In this paper, we fully utilize the timestamp information to propose a novel network model, the TimeStamp Cross Attention Network (TSCAN). This model consists of two modules: TimeStamp Cross Attention Block (TSCAB) and Cross Time Interval Aware Block (CTIAB). TSCAB explores the spatiotemporal periodicity by utilizing the similarity of timestamps for long-term sequence modeling. CTIAB employs cross time interval awareness to enhance the relevance between the next timestamp’s potentially visit POI and the historical neighboring POIs, for short-term sequence modeling. In comparative experiments, we demonstrate that TSCAN outperforms state-of-the-art models by an average of 5~9%, and exhibits transferability. Through ablation experiments, we show the necessity of each module of TSCAN. In the time complexity analysis and parameter sensitivity analysis, we have demonstrate the model’s low time complexity and high stability. In future POI recommendation and model performance analysis, we verify that TSCAN is capable of recommending POIs that may be visited at any future timestamp and achieves high accuracy with fewer epochs of training.
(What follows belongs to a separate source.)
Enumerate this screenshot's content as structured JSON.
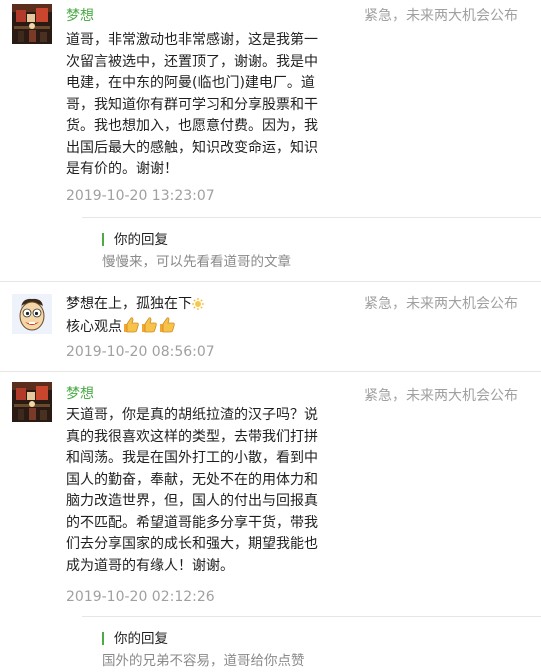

Additionally, it exhibits remarkable performance in preventing overfitting, affirming the personalized recommendation ability of our model.

In the future, we will investigate the use of graph embedding to incorporate more features into location embedding to improve TSCAN performance, and explore ways to further enhance the personalized modeling ability of the model. Furthermore, we will continue to investigate whether TSCAN can be effective in other sequence recommendation tasks.